In the banking industry, renewal is a practice of offering more loans to a struggling business to repay the previous loan.

Bilcare has been recording losses for many years. In 2019-2020, the company achieved revenue of Rs 1,923 crore with losses of Rs 99 crore. A year ago the revenue was Rs 3,057 crore and losses of Rs 453 crore.

The story goes like this: The bank granted a loan facility of Rs 25 crore to Bilcare under the tenure of Managing Director and CEO RR Somasundaram in 2011. This company promoted by first generation entrepreneur Mohan Bhandari was doing quite well with it. international operations. He had income of Rs 2,200 crore and profits of Rs 149 crore in 2010-11. But the company quickly had to deal with difficult weather conditions. Its income plunged 13% to Rs 3,076 crore with net losses of Rs 113 crore in 2013-14. Bilcare has contacted many of its existing banks for loan restructuring.

Sources reveal that Lakshmi Vilas Bank was generous enough to sign another check for Rs 65 crore. However, this loan was not granted directly to the company but to one of its subsidiaries based in Mauritius. The company had three subsidiaries in Mauritius: Bilcare Mauritius Ltd, Bilcare International and Bilcare Packaging Ltd. The bank was then managed by KSR Anjaneyulu, when this foreign loan was granted to the subsidiary Bilcare. Anjaneyulu, an executive director, previously served as managing director and interim CEO in 2010 when VS Reddy stepped down in January 2010.

It is not known whether this money was used by Bilcare to avoid an isolated default at another bank or for other purposes. A forensic audit would reveal the exact nature of the use of the funds.
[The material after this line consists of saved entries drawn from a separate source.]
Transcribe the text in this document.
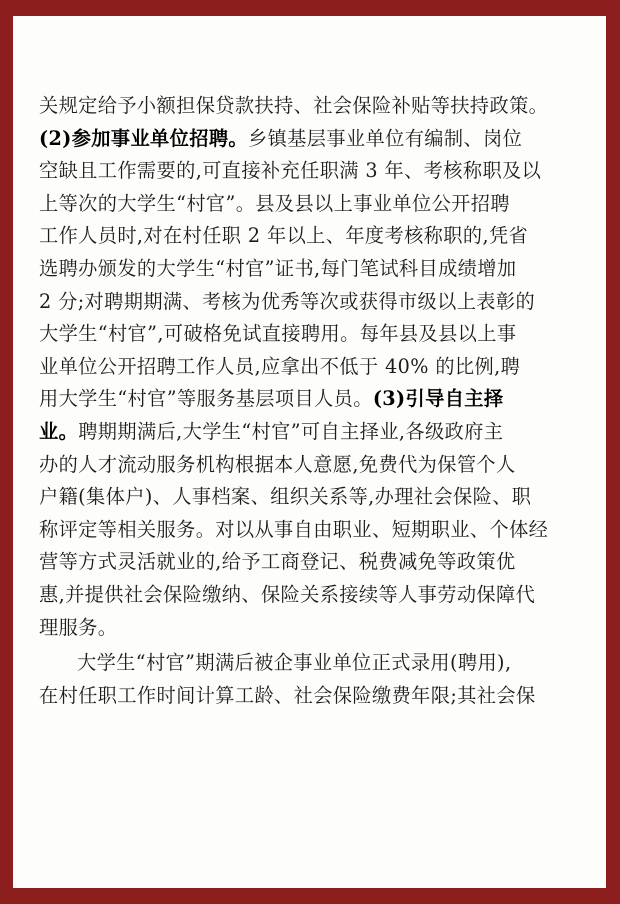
关规定给予小额担保贷款扶持、社会保险补贴等扶持政策。
(2)参加事业单位招聘。乡镇基层事业单位有编制、岗位
空缺且工作需要的,可直接补充任职满 3 年、考核称职及以
上等次的大学生“村官”。县及县以上事业单位公开招聘
工作人员时,对在村任职 2 年以上、年度考核称职的,凭省
选聘办颁发的大学生“村官”证书,每门笔试科目成绩增加
2 分;对聘期期满、考核为优秀等次或获得市级以上表彰的
大学生“村官”,可破格免试直接聘用。每年县及县以上事
业单位公开招聘工作人员,应拿出不低于 40% 的比例,聘
用大学生“村官”等服务基层项目人员。(3)引导自主择
业。聘期期满后,大学生“村官”可自主择业,各级政府主
办的人才流动服务机构根据本人意愿,免费代为保管个人
户籍(集体户)、人事档案、组织关系等,办理社会保险、职
称评定等相关服务。对以从事自由职业、短期职业、个体经
营等方式灵活就业的,给予工商登记、税费减免等政策优
惠,并提供社会保险缴纳、保险关系接续等人事劳动保障代
理服务。
大学生“村官”期满后被企事业单位正式录用(聘用),
在村任职工作时间计算工龄、社会保险缴费年限;其社会保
At the end of 2017, the Rs 90 crore-plus Bilcare loan facility started to create problems for Lakshmi Vilas bank. There was also a new managing director and CEO, Parthasarathi Mukherjee, a former head of Axis Bank, who took over in January 2016. The lending facility quickly fell under the bank’s watchlist for possible contingencies. Postcode. In fact, the Bilcare loan facility slipped to NPAs in the fourth quarter of 2017-18. The bank was already close to its neck in NPAs when new accounts like Bilcare slipped.

It was then that the management of Bilcare asked the bank to convert the loan into NCD. Surprisingly, the bank agreed to convert the entire Rs 90 crore-plus loan facility into zero coupon CRS.

Has the bank made any provisions for this loan conversion? How could the bank accept a zero coupon NCD without a change in the outstanding loan amount? The five-year payback leave is also questionable.

Lakshmi Vilas Bank declined to comment on the loan conversion as the bank is under the responsibility of the administrator. “We will not be able to comment,” said the bank. Requests sent to Bilcare did not elicit a response until the story was filed.

Bilcare’s balance sheet for 2019-20 reflects zero coupon NCDs. He had listed an amount of Rs 50 crore-plus. The balance sheet specifies that the amount is to be repaid in three annual installments from March 2024. It also adds that the administrators have issued personal guarantees for these loans.

Obviously, the skeletons started to fall from the closet of Lakshmi Vilas Bank. There could be many more loan accounts of this type having been renewed by the bank.